La perspectiva es simplificada, casi esquemática; las montañas se presentan como volúmenes geométricos, desprovistos de detalles naturalistas. Esta reducción formal contribuye a una sensación de irrealidad y trascendencia. La ausencia de elementos que indiquen una escala humana precisa refuerza la impresión de inmensidad del entorno.
La figura solitaria en el primer plano podría interpretarse como un símbolo de introspección, búsqueda espiritual o anhelo por lo desconocido. Su postura, inclinada hacia adelante, denota una actitud receptiva y contemplativa frente a la grandiosidad del paisaje. El cuerpo de agua, que se extiende hasta perderse de vista, evoca la idea de infinitud y misterio.

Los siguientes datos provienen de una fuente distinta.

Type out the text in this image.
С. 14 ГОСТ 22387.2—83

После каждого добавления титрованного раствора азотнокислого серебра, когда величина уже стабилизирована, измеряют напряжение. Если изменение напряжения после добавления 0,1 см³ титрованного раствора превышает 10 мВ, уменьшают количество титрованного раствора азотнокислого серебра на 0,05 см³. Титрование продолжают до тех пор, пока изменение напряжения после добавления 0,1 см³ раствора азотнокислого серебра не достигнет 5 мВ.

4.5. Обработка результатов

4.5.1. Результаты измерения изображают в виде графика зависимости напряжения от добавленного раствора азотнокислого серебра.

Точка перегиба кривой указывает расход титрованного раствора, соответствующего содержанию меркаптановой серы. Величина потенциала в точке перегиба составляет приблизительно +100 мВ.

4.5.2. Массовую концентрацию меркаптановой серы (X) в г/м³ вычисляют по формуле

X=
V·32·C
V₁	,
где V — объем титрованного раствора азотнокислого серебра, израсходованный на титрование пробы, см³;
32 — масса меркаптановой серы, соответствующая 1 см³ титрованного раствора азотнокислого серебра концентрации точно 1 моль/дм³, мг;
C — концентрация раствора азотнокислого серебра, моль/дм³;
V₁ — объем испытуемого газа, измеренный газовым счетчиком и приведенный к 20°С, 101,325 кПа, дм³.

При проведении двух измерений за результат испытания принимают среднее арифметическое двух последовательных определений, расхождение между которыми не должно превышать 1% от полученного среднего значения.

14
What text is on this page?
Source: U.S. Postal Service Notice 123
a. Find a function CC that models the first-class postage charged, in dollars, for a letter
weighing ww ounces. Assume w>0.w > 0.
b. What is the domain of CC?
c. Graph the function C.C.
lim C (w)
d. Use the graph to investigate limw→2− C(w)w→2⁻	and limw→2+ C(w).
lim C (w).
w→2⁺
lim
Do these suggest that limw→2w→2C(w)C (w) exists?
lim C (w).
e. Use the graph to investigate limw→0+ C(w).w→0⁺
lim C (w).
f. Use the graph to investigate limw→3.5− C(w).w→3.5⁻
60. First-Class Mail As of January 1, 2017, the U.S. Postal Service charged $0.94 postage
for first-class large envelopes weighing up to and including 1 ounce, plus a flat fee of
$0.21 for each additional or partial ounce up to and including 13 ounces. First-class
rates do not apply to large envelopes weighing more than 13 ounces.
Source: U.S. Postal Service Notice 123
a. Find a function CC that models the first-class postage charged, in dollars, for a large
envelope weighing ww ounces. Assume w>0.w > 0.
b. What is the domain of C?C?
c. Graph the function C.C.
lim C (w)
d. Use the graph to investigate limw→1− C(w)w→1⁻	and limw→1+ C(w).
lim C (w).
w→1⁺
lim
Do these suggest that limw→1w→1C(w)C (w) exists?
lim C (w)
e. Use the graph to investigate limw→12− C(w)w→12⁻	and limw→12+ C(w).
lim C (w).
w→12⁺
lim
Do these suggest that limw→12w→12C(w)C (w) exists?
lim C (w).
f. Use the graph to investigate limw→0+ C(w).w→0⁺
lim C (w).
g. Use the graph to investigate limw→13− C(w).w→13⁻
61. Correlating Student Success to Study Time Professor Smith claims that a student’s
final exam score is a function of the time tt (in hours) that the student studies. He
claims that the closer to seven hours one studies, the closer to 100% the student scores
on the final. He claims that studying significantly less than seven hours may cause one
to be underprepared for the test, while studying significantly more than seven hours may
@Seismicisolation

El uso de colores intensos y contrastantes, junto con la simplificación de las formas, sugiere una intención más allá de la mera representación visual. Se intuye un deseo de transmitir emociones profundas – melancolía, asombro, reverencia – y de evocar una atmósfera cargada de simbolismo. La composición invita a la reflexión sobre la relación entre el individuo y el universo, así como sobre los límites de la percepción humana. El paisaje se convierte en espejo del alma, un espacio donde lo interior y lo exterior se funden en una experiencia estética singular.